Donald Trump’s Favorite Foreign Policy Adviser Is….. Donald Trump
Advisers? Donald Trump doesn't need no stinkin' advisers.
Donald Trump says that when it comes to foreign policy, he doesn’t really need a team of advisers because he already consults the authority that he trusts the most, himself:
Donald Trump finally shared the name of someone he consults on foreign policy: himself.
Asked on MSNBC’s “Morning Joe” who he talks with consistently about foreign policy, Trump responded, “I’m speaking with myself, number one, because I have a very good brain and I’ve said a lot of things.”
“I know what I’m doing and I listen to a lot of people, I talk to a lot of people and at the appropriate time I’ll tell you who the people are,” Trump said. “But my primary consultant is myself and I have a good instinct for this stuff.”
The New York real estate mogul has kept mum on his foreign policy team, despite promising in early February to release a list of his advisers in “about two weeks.”
Trump has been dodging the question of who his top foreign policy advisers might be for more than a month now. It appears to have started in early February when Trump appeared via telephone on Morning Joe and was asked by co-host Mika Brezenski to name the members of his foreign policy team, something he had been avoiding doing for months. It was at that point that Trump said that he would be revealing that list of people, along with a more detailed foreign policy platform in “two weeks,” a promise Trump repeated that same week during an appearance on Fox News Channel. Of course, two weeks came and went an Trump did no such thing, and Brezinski has made a point to return to the question each time Trump has been on the show since then, getting the same “it’s coming soon” response from Trump that she got six weeks ago each time. That changed the yesterday when Trump basically insinuated that he doesn’t necessarily need to consult anyone on foreign policy because he’s so smart that he can just consult himself.
If nothing else, this kind of answer is consistent with the arrogant self-assurance that has marked Trump’s personality and public persona since long before he ever entered the political arena. It’s also consistent with other comments that Trump has made on this issue since entering the race for President. Back in August when his campaign was just two months old, Trump told NBC News’s Chuck Todd that he watches “the shows,” meaning the Sunday morning news talk shows, in response to a question about where he got his information about foreign and military affairs. At the time, Trump’s comment was rightfully treated with derision but he continued to provide answers like that to similar questions and it had absolutely no impact on his standing in the polls or, as we’ve seen, his ability to win primary elections despite never having run for office before. It’s also consistent with a general ignorance about foreign and military affairs that that he has displayed in the past. In an era where voters are used to seeing candidates trot out impressive lists of advisers in a number of policy areas, in no small part to show that they would be surrounded with a strong and competent team of people whose job it is to help them make decisions once they become President. Not so for Trump. For Trump, he would have us believe that he is the sole brain behind the operation and that he alone is responsible for all the decision making and would continue to be should he be elected President.
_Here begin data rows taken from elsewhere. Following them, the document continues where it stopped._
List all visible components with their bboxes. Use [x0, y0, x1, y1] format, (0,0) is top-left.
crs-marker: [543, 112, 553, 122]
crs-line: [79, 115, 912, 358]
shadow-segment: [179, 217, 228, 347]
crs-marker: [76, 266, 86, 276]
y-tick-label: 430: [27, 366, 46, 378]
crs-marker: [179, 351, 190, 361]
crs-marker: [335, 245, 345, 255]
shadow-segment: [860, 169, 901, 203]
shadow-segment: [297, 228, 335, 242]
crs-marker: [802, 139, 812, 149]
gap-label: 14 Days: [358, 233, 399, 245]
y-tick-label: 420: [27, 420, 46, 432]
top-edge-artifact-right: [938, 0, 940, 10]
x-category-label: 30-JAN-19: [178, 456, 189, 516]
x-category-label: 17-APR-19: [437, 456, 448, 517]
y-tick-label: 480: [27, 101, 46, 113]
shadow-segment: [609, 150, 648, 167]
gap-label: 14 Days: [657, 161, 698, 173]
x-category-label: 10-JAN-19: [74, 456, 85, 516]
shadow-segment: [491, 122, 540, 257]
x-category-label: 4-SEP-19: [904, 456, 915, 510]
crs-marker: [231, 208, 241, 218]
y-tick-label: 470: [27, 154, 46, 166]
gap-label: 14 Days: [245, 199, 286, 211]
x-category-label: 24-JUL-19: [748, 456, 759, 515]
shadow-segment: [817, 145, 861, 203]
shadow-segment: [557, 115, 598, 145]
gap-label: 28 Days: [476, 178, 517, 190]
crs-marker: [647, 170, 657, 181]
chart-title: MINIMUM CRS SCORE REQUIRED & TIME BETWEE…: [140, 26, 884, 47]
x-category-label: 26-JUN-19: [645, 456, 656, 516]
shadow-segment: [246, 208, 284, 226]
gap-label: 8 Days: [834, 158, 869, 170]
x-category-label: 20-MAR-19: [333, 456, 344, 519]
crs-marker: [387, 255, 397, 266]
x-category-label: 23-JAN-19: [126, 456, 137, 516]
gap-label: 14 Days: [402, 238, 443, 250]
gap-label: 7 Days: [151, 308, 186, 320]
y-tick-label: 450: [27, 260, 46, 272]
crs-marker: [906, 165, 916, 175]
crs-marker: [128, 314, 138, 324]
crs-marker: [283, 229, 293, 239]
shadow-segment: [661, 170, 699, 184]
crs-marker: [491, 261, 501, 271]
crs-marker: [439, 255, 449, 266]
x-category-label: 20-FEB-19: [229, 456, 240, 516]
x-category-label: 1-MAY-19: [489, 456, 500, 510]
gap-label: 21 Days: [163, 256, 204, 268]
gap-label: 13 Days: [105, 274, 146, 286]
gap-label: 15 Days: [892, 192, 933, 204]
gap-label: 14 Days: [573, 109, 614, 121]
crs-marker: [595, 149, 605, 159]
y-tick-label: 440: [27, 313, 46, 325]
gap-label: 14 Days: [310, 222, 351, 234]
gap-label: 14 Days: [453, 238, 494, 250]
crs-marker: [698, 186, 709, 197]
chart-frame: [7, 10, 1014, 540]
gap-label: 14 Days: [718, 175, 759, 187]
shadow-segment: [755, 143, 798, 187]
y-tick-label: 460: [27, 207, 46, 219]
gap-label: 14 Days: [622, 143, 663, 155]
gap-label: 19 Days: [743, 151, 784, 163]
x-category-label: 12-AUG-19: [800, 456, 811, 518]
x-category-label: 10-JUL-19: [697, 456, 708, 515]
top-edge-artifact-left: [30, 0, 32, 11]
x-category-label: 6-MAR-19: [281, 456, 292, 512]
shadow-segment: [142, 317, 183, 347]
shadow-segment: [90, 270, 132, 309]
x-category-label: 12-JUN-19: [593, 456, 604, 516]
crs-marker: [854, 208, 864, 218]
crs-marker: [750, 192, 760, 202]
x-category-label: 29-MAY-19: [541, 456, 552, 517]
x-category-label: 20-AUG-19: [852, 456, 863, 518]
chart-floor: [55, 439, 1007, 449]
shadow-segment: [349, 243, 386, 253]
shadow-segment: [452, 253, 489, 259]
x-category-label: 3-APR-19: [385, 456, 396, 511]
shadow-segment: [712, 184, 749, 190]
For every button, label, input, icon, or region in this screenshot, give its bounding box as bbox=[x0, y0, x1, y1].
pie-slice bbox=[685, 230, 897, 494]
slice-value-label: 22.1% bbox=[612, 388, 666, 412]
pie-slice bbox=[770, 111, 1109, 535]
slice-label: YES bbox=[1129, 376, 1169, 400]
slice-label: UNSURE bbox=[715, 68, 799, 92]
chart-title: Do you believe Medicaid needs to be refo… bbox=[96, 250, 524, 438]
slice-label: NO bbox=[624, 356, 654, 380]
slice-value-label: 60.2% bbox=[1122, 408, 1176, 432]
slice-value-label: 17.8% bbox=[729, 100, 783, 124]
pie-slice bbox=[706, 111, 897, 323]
The thing is, Donald Trump almost assuredly knows that this position is utter nonsense.
Whatever Trump would have the public believe about his business acumen, the truth is that he obviously wouldn’t be able to do his current job without people under him whose job it is to advise him and carry out the decisions made at the top, and that this includes people who know things that Trump himself doesn’t. Whether its lawyers, accountants, engineers, architects, or other professionals, it’s obvious that Trump has thousands of professionals who work underneath him or for him who provide him with advice in highly specialized fields that he can’t possibly be fully knowledgeable in, including fields like the legal aspects of his business, the tax implications of decisions he might make, or the engineering and architectural details of the buildings he builds.
No Chief Executive can be expected to possess all of the information and knowledge they could possibly need to make a decision. This is even more true of the President of the United States, who at any given time may be required to deal with foreign policy issues from the far corners of the world, complex economic and fiscal issues, issues regarding health care policy, agriculture, or education, and a whole host of other areas, including many that likely can’t even be anticipated at this point. This is why there are dozens of advisers working in the White House alone, not to mention the vast army of expert in the Cabinet Departments, the military, and the Federal bureaucracy. Additionally, more often than not, the people who a candidate is consulting while running for office end up being the core of the group of advisers that follow them into office. That’s why the question of who might be advising a candidate in a particular policy field is an important question that candidates can be expected to be asked during the course of the campaign Why Trump is refusing to tell people who might be advising him on foreign policy matters, and then providing such a flippant response to the question, is unclear. At the very least, though, one can assume that either he thinks the list of advisers would hurt him in some way, or a real answer to the question would reveal that he still isn’t approaching this process seriously even as he stands on the precipice of becoming the Presidential nominee of a major political party. The media ought to continue pressing him on this issue until he provides a straight answer.